Kevin,
In addition to raising the effective octane, the TEL also formed a coating on surfaces in the combustion chamber. Among other things, this coating helped prevent the exhaust valve seats from eroding, due to micro-welding with the (very hot) valve heads after every exhaust stroke. When lead started being phased out, the valves and valve seats were upgraded (hardened) so they no longer needed the TEL to prevent erosion.
However, in many cases, the coating left from previous running on leaded fuel will last a long, long time; possibly for the life of the engine. And adjusting the valves is routine maintenance; relatively easy to learn to do, and requires a minimum of tools.
So, my (and many experts who know better than I do) advice is to learn to adjust the valves yourself, and keep an eye on them. If you find that the exhaust valves (valve seat recession only affects exhaust valves) are routinely too tight after only a few thousand miles of driving; then you will know you have a problem and can start saving for a valve job.

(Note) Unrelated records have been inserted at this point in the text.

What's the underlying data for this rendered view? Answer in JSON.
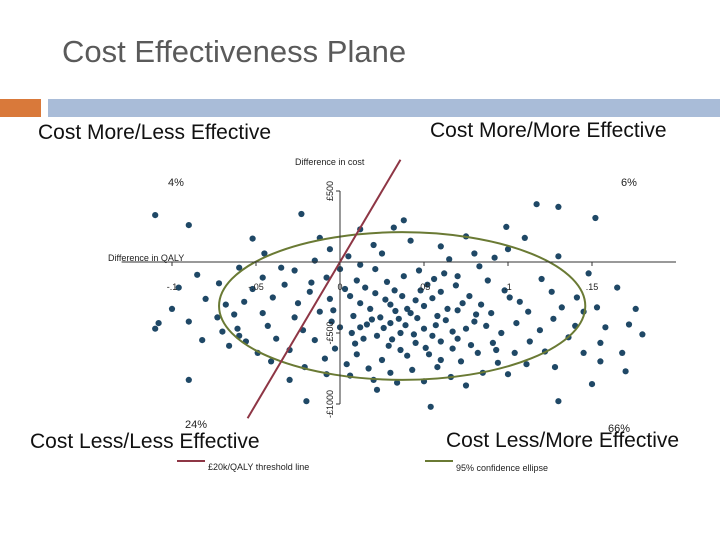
{
  "slide_title": "Cost Effectiveness Plane",
  "quadrants": {
    "top_left": "Cost More/Less Effective",
    "top_right": "Cost More/More Effective",
    "bottom_left": "Cost Less/Less Effective",
    "bottom_right": "Cost Less/More Effective"
  },
  "colors": {
    "points": "#1f4866",
    "threshold_line": "#8e3645",
    "ellipse": "#6a7a34",
    "accent_orange": "#d9793a",
    "accent_blue": "#a9bcd8"
  },
  "chart_data": {
    "type": "scatter",
    "xlabel": "Difference in QALY",
    "ylabel": "Difference in cost",
    "xlim": [
      -0.13,
      0.2
    ],
    "ylim": [
      -1000,
      500
    ],
    "x_ticks": [
      {
        "value": -0.1,
        "label": "-.1"
      },
      {
        "value": -0.05,
        "label": "-.05"
      },
      {
        "value": 0,
        "label": "0"
      },
      {
        "value": 0.05,
        "label": ".05"
      },
      {
        "value": 0.1,
        "label": ".1"
      },
      {
        "value": 0.15,
        "label": ".15"
      }
    ],
    "y_ticks": [
      {
        "value": 500,
        "label": "£500"
      },
      {
        "value": -500,
        "label": "-£500"
      },
      {
        "value": -1000,
        "label": "-£1000"
      }
    ],
    "quadrant_percentages": {
      "top_left": "4%",
      "top_right": "6%",
      "bottom_left": "24%",
      "bottom_right": "66%"
    },
    "threshold_line": {
      "label": "£20k/QALY threshold line",
      "slope": 20000,
      "x_range": [
        -0.055,
        0.036
      ]
    },
    "confidence_ellipse": {
      "label": "95% confidence ellipse",
      "center": [
        0.037,
        -310
      ],
      "semi_axis_x": 0.109,
      "semi_axis_y": 520
    },
    "grid": false,
    "legend_position": "bottom",
    "series": [
      {
        "points": [
          [
            -0.11,
            330
          ],
          [
            -0.09,
            260
          ],
          [
            -0.108,
            -430
          ],
          [
            -0.052,
            165
          ],
          [
            0.117,
            407
          ],
          [
            0.13,
            388
          ],
          [
            -0.023,
            338
          ],
          [
            0.038,
            294
          ],
          [
            0.099,
            247
          ],
          [
            0.032,
            242
          ],
          [
            0.152,
            310
          ],
          [
            0.172,
            -440
          ],
          [
            -0.06,
            -520
          ],
          [
            0.054,
            -1020
          ],
          [
            0.15,
            -860
          ],
          [
            0.13,
            -980
          ],
          [
            0.17,
            -770
          ],
          [
            -0.02,
            -980
          ],
          [
            -0.09,
            -830
          ],
          [
            0.155,
            -570
          ],
          [
            -0.041,
            -700
          ],
          [
            -0.017,
            -145
          ],
          [
            0.101,
            -250
          ],
          [
            0.07,
            -100
          ],
          [
            0.021,
            -50
          ],
          [
            0.021,
            -220
          ],
          [
            0.0325,
            -200
          ],
          [
            0.045,
            -270
          ],
          [
            0.037,
            -240
          ],
          [
            0.03,
            -300
          ],
          [
            0.04,
            -330
          ],
          [
            0.05,
            -310
          ],
          [
            0.042,
            -360
          ],
          [
            0.035,
            -400
          ],
          [
            0.046,
            -395
          ],
          [
            0.058,
            -380
          ],
          [
            0.063,
            -410
          ],
          [
            0.064,
            -330
          ],
          [
            0.07,
            -340
          ],
          [
            0.024,
            -390
          ],
          [
            0.018,
            -330
          ],
          [
            0.012,
            -290
          ],
          [
            0.008,
            -380
          ],
          [
            0.016,
            -440
          ],
          [
            0.026,
            -465
          ],
          [
            0.036,
            -500
          ],
          [
            0.05,
            -470
          ],
          [
            0.055,
            -520
          ],
          [
            0.06,
            -560
          ],
          [
            0.045,
            -570
          ],
          [
            0.029,
            -590
          ],
          [
            0.014,
            -540
          ],
          [
            0.007,
            -500
          ],
          [
            -0.005,
            -420
          ],
          [
            -0.012,
            -350
          ],
          [
            -0.006,
            -260
          ],
          [
            0.003,
            -190
          ],
          [
            0.01,
            -130
          ],
          [
            0.028,
            -140
          ],
          [
            0.052,
            -160
          ],
          [
            0.06,
            -210
          ],
          [
            0.077,
            -240
          ],
          [
            0.084,
            -300
          ],
          [
            0.09,
            -360
          ],
          [
            0.08,
            -420
          ],
          [
            0.075,
            -470
          ],
          [
            0.07,
            -540
          ],
          [
            0.067,
            -610
          ],
          [
            0.053,
            -650
          ],
          [
            0.04,
            -660
          ],
          [
            0.025,
            -690
          ],
          [
            0.01,
            -650
          ],
          [
            -0.003,
            -610
          ],
          [
            -0.015,
            -550
          ],
          [
            -0.022,
            -480
          ],
          [
            -0.027,
            -390
          ],
          [
            -0.025,
            -290
          ],
          [
            -0.018,
            -210
          ],
          [
            -0.008,
            -110
          ],
          [
            0.0,
            -50
          ],
          [
            0.012,
            -20
          ],
          [
            0.047,
            -60
          ],
          [
            0.062,
            -80
          ],
          [
            0.088,
            -130
          ],
          [
            0.098,
            -200
          ],
          [
            0.107,
            -280
          ],
          [
            0.112,
            -350
          ],
          [
            0.105,
            -430
          ],
          [
            0.096,
            -500
          ],
          [
            0.091,
            -570
          ],
          [
            0.082,
            -640
          ],
          [
            0.072,
            -700
          ],
          [
            0.058,
            -740
          ],
          [
            0.043,
            -760
          ],
          [
            0.03,
            -780
          ],
          [
            0.017,
            -750
          ],
          [
            0.004,
            -720
          ],
          [
            -0.009,
            -680
          ],
          [
            -0.03,
            -620
          ],
          [
            -0.038,
            -540
          ],
          [
            -0.043,
            -450
          ],
          [
            -0.046,
            -360
          ],
          [
            -0.04,
            -250
          ],
          [
            -0.033,
            -160
          ],
          [
            -0.027,
            -60
          ],
          [
            -0.015,
            10
          ],
          [
            0.005,
            40
          ],
          [
            0.025,
            60
          ],
          [
            0.065,
            20
          ],
          [
            0.083,
            -30
          ],
          [
            0.12,
            -120
          ],
          [
            0.126,
            -210
          ],
          [
            0.132,
            -320
          ],
          [
            0.127,
            -400
          ],
          [
            0.119,
            -480
          ],
          [
            0.113,
            -560
          ],
          [
            0.104,
            -640
          ],
          [
            0.094,
            -710
          ],
          [
            0.085,
            -780
          ],
          [
            0.066,
            -810
          ],
          [
            0.05,
            -840
          ],
          [
            0.034,
            -850
          ],
          [
            0.02,
            -830
          ],
          [
            0.006,
            -800
          ],
          [
            -0.008,
            -790
          ],
          [
            -0.021,
            -740
          ],
          [
            -0.049,
            -640
          ],
          [
            -0.056,
            -560
          ],
          [
            -0.061,
            -470
          ],
          [
            -0.063,
            -370
          ],
          [
            -0.057,
            -280
          ],
          [
            -0.052,
            -190
          ],
          [
            -0.046,
            -110
          ],
          [
            -0.035,
            -40
          ],
          [
            0.141,
            -250
          ],
          [
            0.145,
            -350
          ],
          [
            0.14,
            -450
          ],
          [
            0.136,
            -530
          ],
          [
            0.122,
            -630
          ],
          [
            0.111,
            -720
          ],
          [
            0.1,
            -790
          ],
          [
            -0.066,
            -590
          ],
          [
            -0.07,
            -490
          ],
          [
            -0.073,
            -390
          ],
          [
            -0.068,
            -300
          ],
          [
            -0.072,
            -150
          ],
          [
            -0.08,
            -260
          ],
          [
            0.153,
            -320
          ],
          [
            0.158,
            -460
          ],
          [
            0.145,
            -640
          ],
          [
            0.128,
            -740
          ],
          [
            0.02,
            120
          ],
          [
            0.042,
            150
          ],
          [
            0.06,
            110
          ],
          [
            0.08,
            60
          ],
          [
            0.092,
            30
          ],
          [
            0.1,
            90
          ],
          [
            0.075,
            180
          ],
          [
            0.012,
            230
          ],
          [
            -0.006,
            90
          ],
          [
            -0.012,
            170
          ],
          [
            0.11,
            170
          ],
          [
            0.13,
            40
          ],
          [
            0.148,
            -80
          ],
          [
            0.165,
            -180
          ],
          [
            0.176,
            -330
          ],
          [
            0.18,
            -510
          ],
          [
            0.168,
            -640
          ],
          [
            0.155,
            -700
          ],
          [
            0.075,
            -870
          ],
          [
            0.022,
            -900
          ],
          [
            -0.03,
            -830
          ],
          [
            -0.082,
            -550
          ],
          [
            -0.09,
            -420
          ],
          [
            -0.096,
            -180
          ],
          [
            -0.1,
            -330
          ],
          [
            -0.11,
            -470
          ],
          [
            -0.085,
            -90
          ],
          [
            -0.06,
            -40
          ],
          [
            -0.045,
            60
          ],
          [
            0.048,
            -200
          ],
          [
            0.055,
            -255
          ],
          [
            0.033,
            -345
          ],
          [
            0.027,
            -265
          ],
          [
            0.019,
            -405
          ],
          [
            0.039,
            -445
          ],
          [
            0.057,
            -445
          ],
          [
            0.067,
            -490
          ],
          [
            0.051,
            -605
          ],
          [
            0.036,
            -620
          ],
          [
            0.031,
            -545
          ],
          [
            0.009,
            -575
          ],
          [
            0.0,
            -460
          ],
          [
            -0.004,
            -340
          ],
          [
            0.006,
            -240
          ],
          [
            0.015,
            -180
          ],
          [
            0.038,
            -100
          ],
          [
            0.056,
            -120
          ],
          [
            0.069,
            -165
          ],
          [
            0.073,
            -290
          ],
          [
            0.081,
            -370
          ],
          [
            0.087,
            -450
          ],
          [
            0.078,
            -585
          ],
          [
            0.093,
            -620
          ],
          [
            0.06,
            -690
          ],
          [
            0.012,
            -460
          ],
          [
            0.022,
            -520
          ],
          [
            0.044,
            -510
          ],
          [
            0.03,
            -430
          ]
        ]
      }
    ]
  }
}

It does absolutely no harm to "wait and see", since the parts that are being damaged are exactly the same parts that have to be replaced to do the upgrade.
The upgrade itself is not a job for a novice, IMO. Depending on how much you want to learn, you can do the majority of the 'grunt' work yourself by removing the cylinder head from the engine. But after that, I would suggest taking the head to an automotive machine shop to have the actual work done. They will use an assortment of expensive special tools to mill out the old exhaust seats (which are part of the cylinder head casting) and press new hardened seats into place; then machine the seats to accurately match the (new) valve heads. They will also replace valve guides as needed (more special tools); and check whether the valve springs need to be replaced (good chance they do). They should also check the head for flatness, and machine it flat if necessary.
You can call around for prices, but I would guess that a complete valve job on a 6-cyl head would run something like $400-$600 with parts. This is very standard work for auto machine shops; so you don't necessarily need to find one that specializes in British cars.
On the carb rebuilding; there are many different levels of "rebuild". Most commonly, they just need to be cleaned thoroughly and have a few parts replaced (seals, diaphragm, gaskets, etc.), then adjustments made. This is something a novice can easily learn to do, using common hand tools and a few relatively inexpensive special tools. Poke around on this forum a bit; I think someone recently posted a link to a good series of articles on the web showing exactly how to do the carb rebuild. If not, send me a PM with your email address; and I'll forward the articles to you in PDF form.